Sangamayya Konda is 3 km from Amudalavalasa. It was a Buddhist site and is known for the Jain vestiges and Buddhist monasteries excavated recently. A freelance archaeologist conducted recent explorations on the hills of Sangamayya Konda and found several pre-historic Dolmen, Menhir, Cave, Caverns and Cisterns.

Danthapuri (Danthavarapukota)

Danthapuri (Danthavarapukota) is one of the historical places near Amadalavalasa. This village is between Amudalavalasa and Hiramandalam.
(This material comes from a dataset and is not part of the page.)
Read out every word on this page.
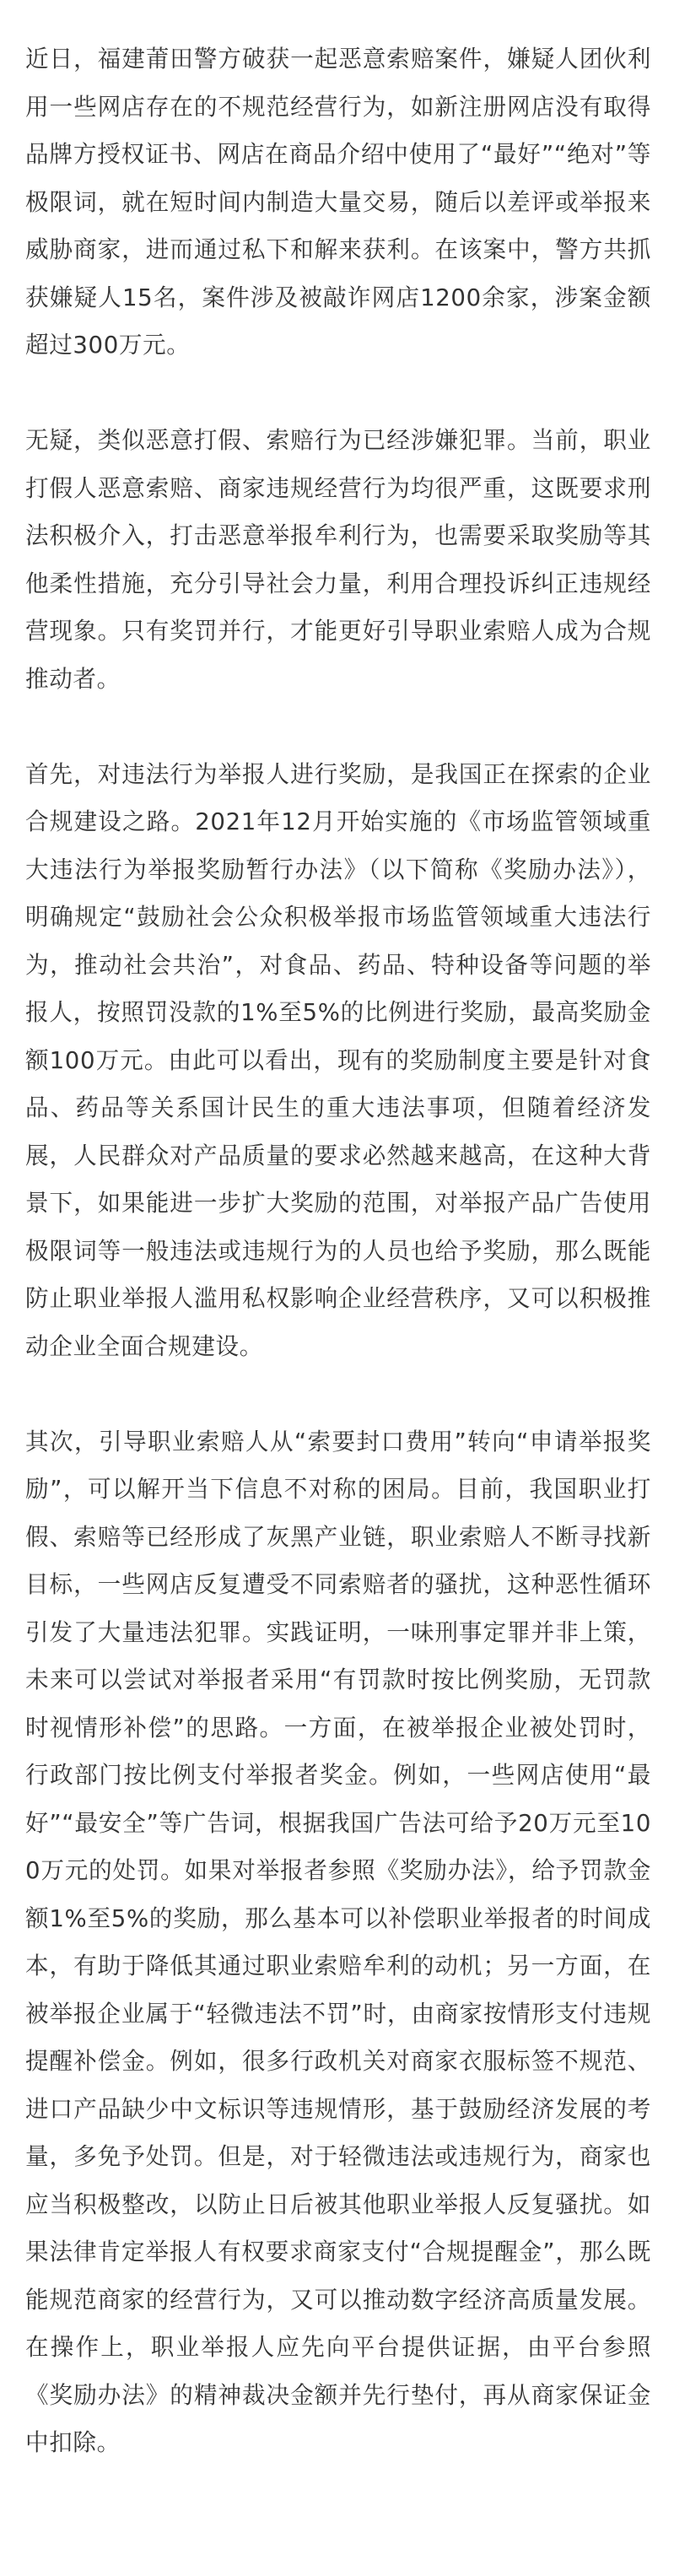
近日，福建莆田警方破获一起恶意索赔案件，嫌疑人团伙利用一些网店存在的不规范经营行为，如新注册网店没有取得品牌方授权证书、网店在商品介绍中使用了“最好”“绝对”等极限词，就在短时间内制造大量交易，随后以差评或举报来威胁商家，进而通过私下和解来获利。在该案中，警方共抓获嫌疑人15名，案件涉及被敲诈网店1200余家，涉案金额超过300万元。

无疑，类似恶意打假、索赔行为已经涉嫌犯罪。当前，职业打假人恶意索赔、商家违规经营行为均很严重，这既要求刑法积极介入，打击恶意举报牟利行为，也需要采取奖励等其他柔性措施，充分引导社会力量，利用合理投诉纠正违规经营现象。只有奖罚并行，才能更好引导职业索赔人成为合规推动者。

首先，对违法行为举报人进行奖励，是我国正在探索的企业合规建设之路。2021年12月开始实施的《市场监管领域重大违法行为举报奖励暂行办法》（以下简称《奖励办法》），明确规定“鼓励社会公众积极举报市场监管领域重大违法行为，推动社会共治”，对食品、药品、特种设备等问题的举报人，按照罚没款的1%至5%的比例进行奖励，最高奖励金额100万元。由此可以看出，现有的奖励制度主要是针对食品、药品等关系国计民生的重大违法事项，但随着经济发展，人民群众对产品质量的要求必然越来越高，在这种大背景下，如果能进一步扩大奖励的范围，对举报产品广告使用极限词等一般违法或违规行为的人员也给予奖励，那么既能防止职业举报人滥用私权影响企业经营秩序，又可以积极推动企业全面合规建设。

其次，引导职业索赔人从“索要封口费用”转向“申请举报奖励”，可以解开当下信息不对称的困局。目前，我国职业打假、索赔等已经形成了灰黑产业链，职业索赔人不断寻找新目标，一些网店反复遭受不同索赔者的骚扰，这种恶性循环引发了大量违法犯罪。实践证明，一味刑事定罪并非上策，未来可以尝试对举报者采用“有罚款时按比例奖励，无罚款时视情形补偿”的思路。一方面，在被举报企业被处罚时，行政部门按比例支付举报者奖金。例如，一些网店使用“最好”“最安全”等广告词，根据我国广告法可给予20万元至100万元的处罚。如果对举报者参照《奖励办法》，给予罚款金额1%至5%的奖励，那么基本可以补偿职业举报者的时间成本，有助于降低其通过职业索赔牟利的动机；另一方面，在被举报企业属于“轻微违法不罚”时，由商家按情形支付违规提醒补偿金。例如，很多行政机关对商家衣服标签不规范、进口产品缺少中文标识等违规情形，基于鼓励经济发展的考量，多免予处罚。但是，对于轻微违法或违规行为，商家也应当积极整改，以防止日后被其他职业举报人反复骚扰。如果法律肯定举报人有权要求商家支付“合规提醒金”，那么既能规范商家的经营行为，又可以推动数字经济高质量发展。在操作上，职业举报人应先向平台提供证据，由平台参照《奖励办法》的精神裁决金额并先行垫付，再从商家保证金中扣除。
Ancient Buddha stupas are present in this place.

== Government and politics ==

Amadalavalasa Municipality is classified as a 3rd grade municipality with 23 wards. The famous veteran parliamentarian Boddepalli Raja Gopal Rao and MLA Boddepalli Satyavathi is also from this constituency. The Current MLA Is Koona Ravi Kumar.

== Demographics ==

As of 2001 India census, Amadalavalasa had a population of 37,852. Males constitute 51% of the population and females 49%.
== Features ==
There is a large-scale sugar factory in Amadalavalasa, presently not working. Other industries like jute, oil etc. are located at that town. There is head post office at Amadalavalasa.

== Education ==
The primary and secondary school education is imparted by government, aided and private schools, under the School Education Department of the state. The medium of instruction followed by different schools are English, Telugu.